Brian Seeley - CityMaker

Creating a Better Lakeland

This drive and set of values is described in a favorite quote of Seeley’s by Father Zossima, in Fyodor Dostoevsky’s book, The Brother’s Karamazov: “Everyone is really responsible to all men, for all men, and for everything.”

“It is important to recognize the way that we as a society participate in a broken system that places blame on various constituents, specifically the homeless,” Seeley elaborates. “In some ways, we are all to blame for the problems that we see in the world. We must problem-solve with that in mind.

”This sense of humility is clear when Seeley reflects on being chosen as a Lakeland CityMaker. What resonates most is the idea of being “part of the solution.”

“I seek to learn where I need to learn and to offer advice where I have something to give.

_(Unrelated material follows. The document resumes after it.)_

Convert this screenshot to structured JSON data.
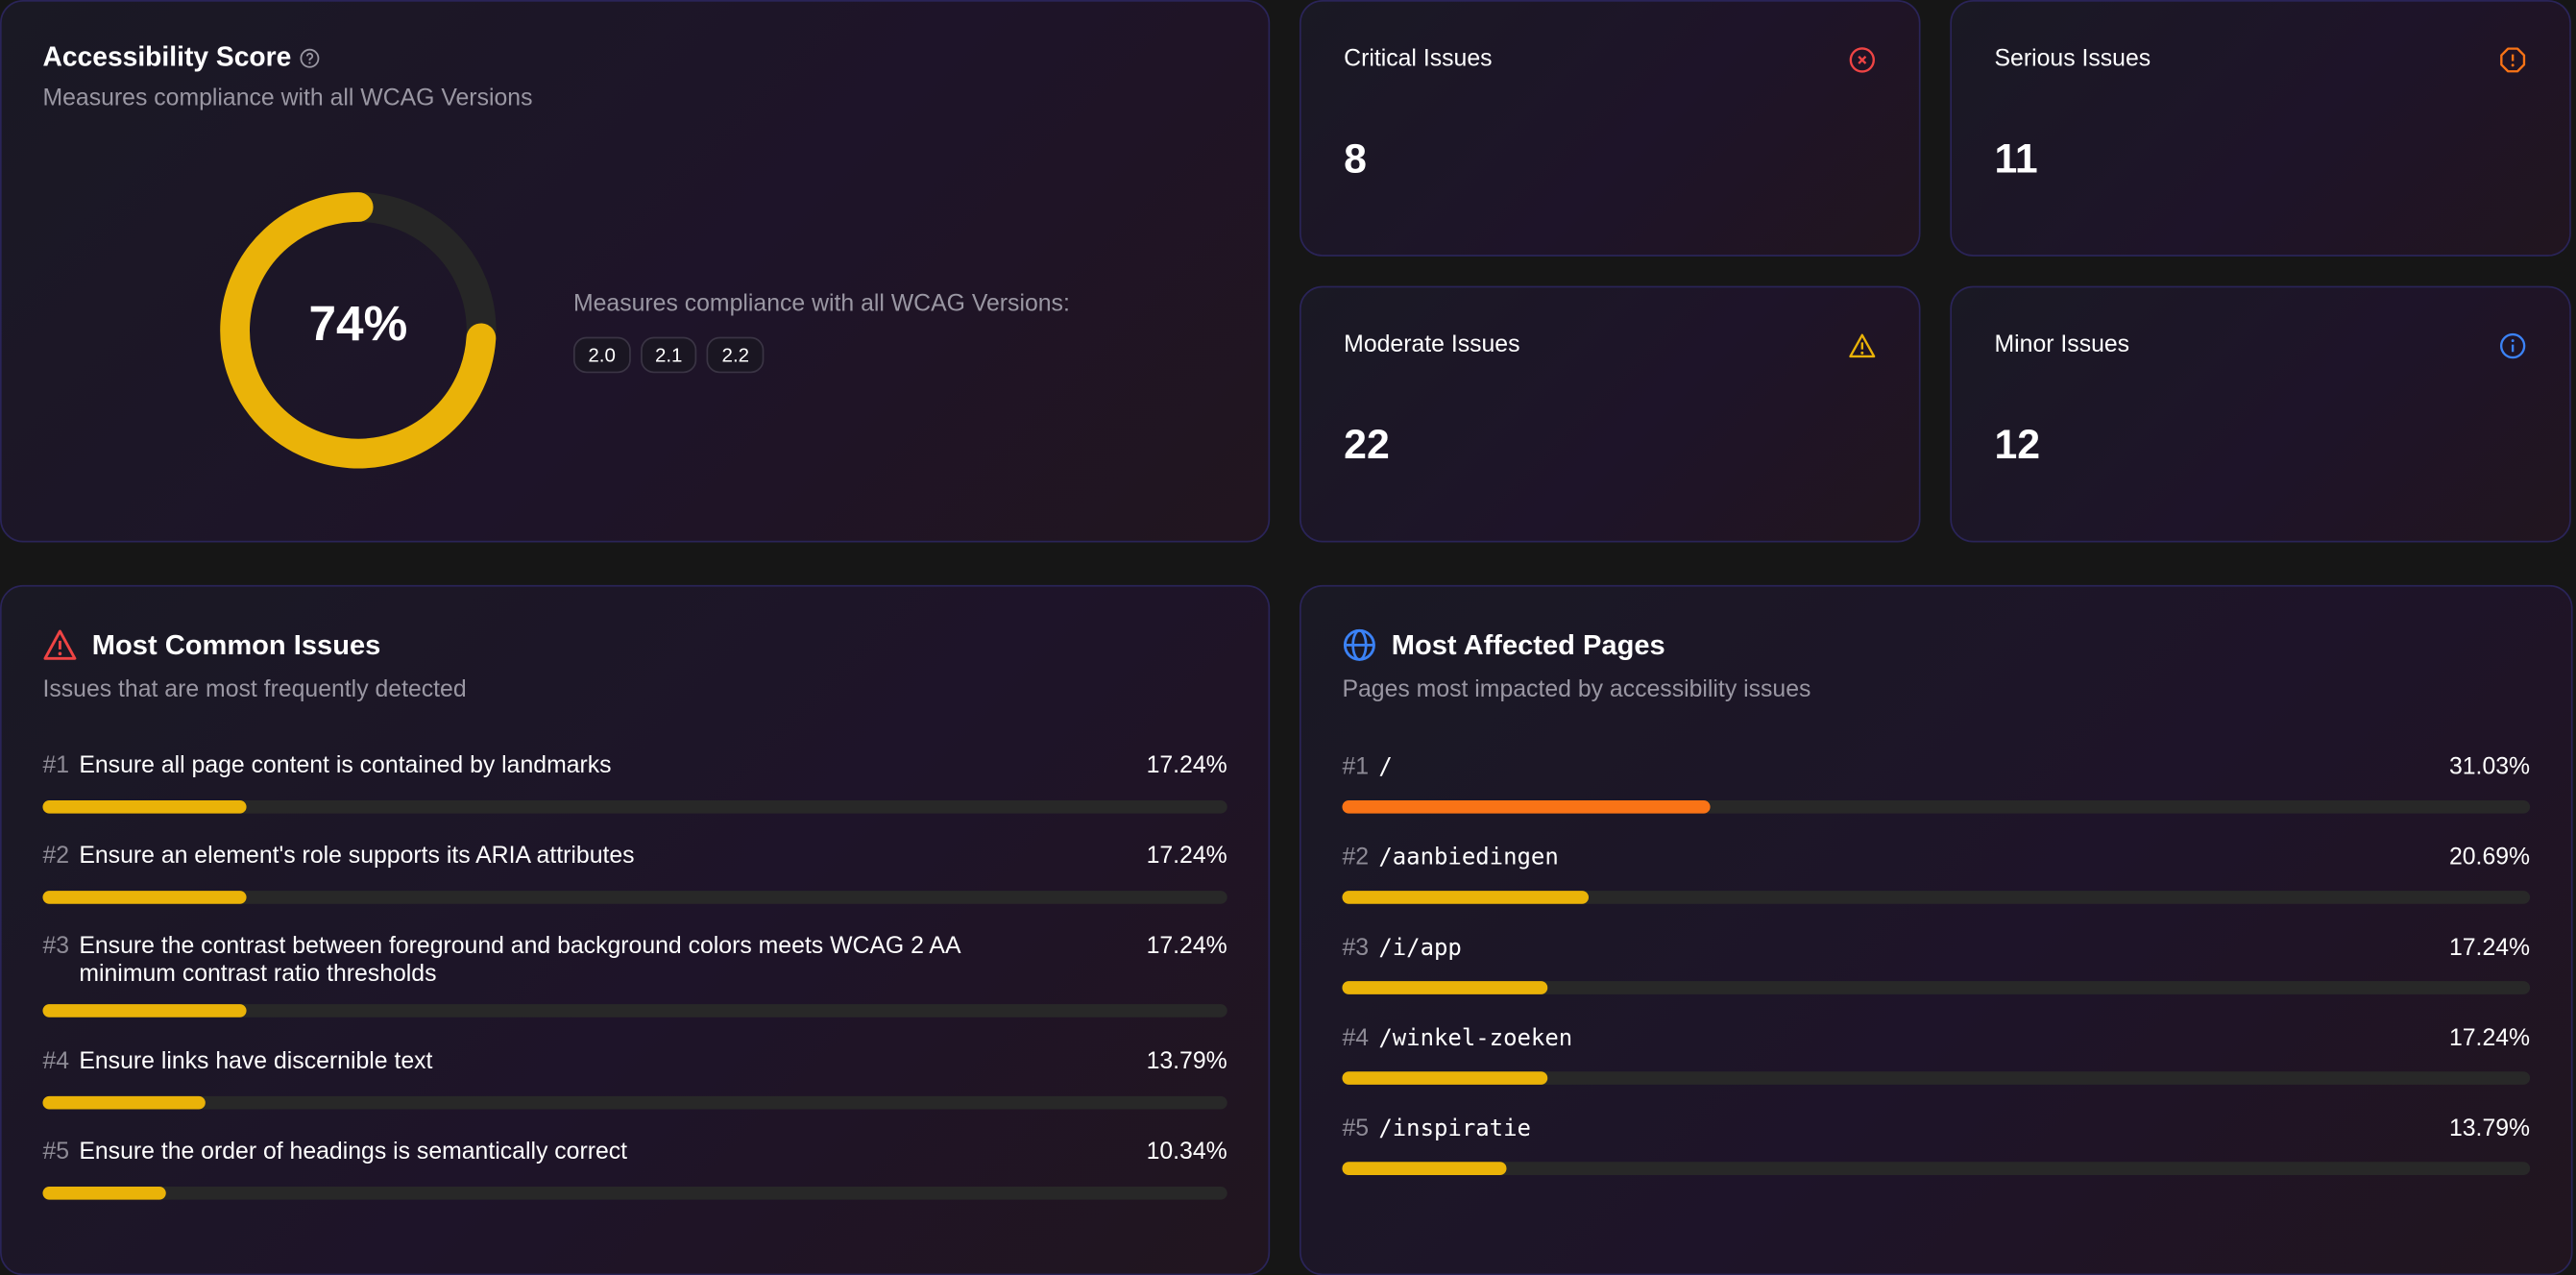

I do not think I have all the answers,” Seeley says. “On the contrary, I have a lot to learn. Lakeland is a place where I am given the opportunity to learn from others who have gone before me and to make an investment. I want to make quality contributions in the context of where the city is headed.”

Seeley is thankful to have found Lakeland as the place to call home and grow his business, citing the small town feel and supportive, a close-knit community as reasons that he has been able to find success here.

“I have made many relationships here that would not have been possible elsewhere. People are actually paying attention to one another and care about local business,” he says glowingly. “It is also really wonderful that the city of Lakeland is seeking to honor people who are doing good in the community. It is a community that wants to do great and supports people that seek to make positive contributions.”

In a future vision for the city, Seeley hopes for long-term, sustainable solutions to homelessness in a way that cares for both the community at large and the homeless population as they fit into that community. He hopes the city will continue to be attentive to what people are saying, and go further in connecting people who want to make a difference with organizations that are championing the cause they care about.

“The city could even go into high schools or colleges and invite young people to get involved in various organizations that exist,” Seeley suggests. “This would be an encouragement to those organizations and also draw young people into causes that better the city.”

When it comes to speaking of his own influence on the Lakeland community, Seeley remains humble, citing the hard work of his homeless friends, his wife Kari, and others along with his own.

“As a ministry, we have learned the value of considering the community at large as we engage with the homeless. We do not see things merely from a homeless perspective, but also from a community perspective, and understand the tension that exists. I believe that the leaders are interested in doing this well and working towards a positive solution for the community as well as the homeless specifically.”

In following a passion, Seeley emphasizes the power of hard work and commitment. “Implement your dream slowly and show that you are committed to your vision,” he says. “Many people have ideas but to carry them out is hard work. Be prepared to put in the hard work required to make a long-term, quality contribution to your community.”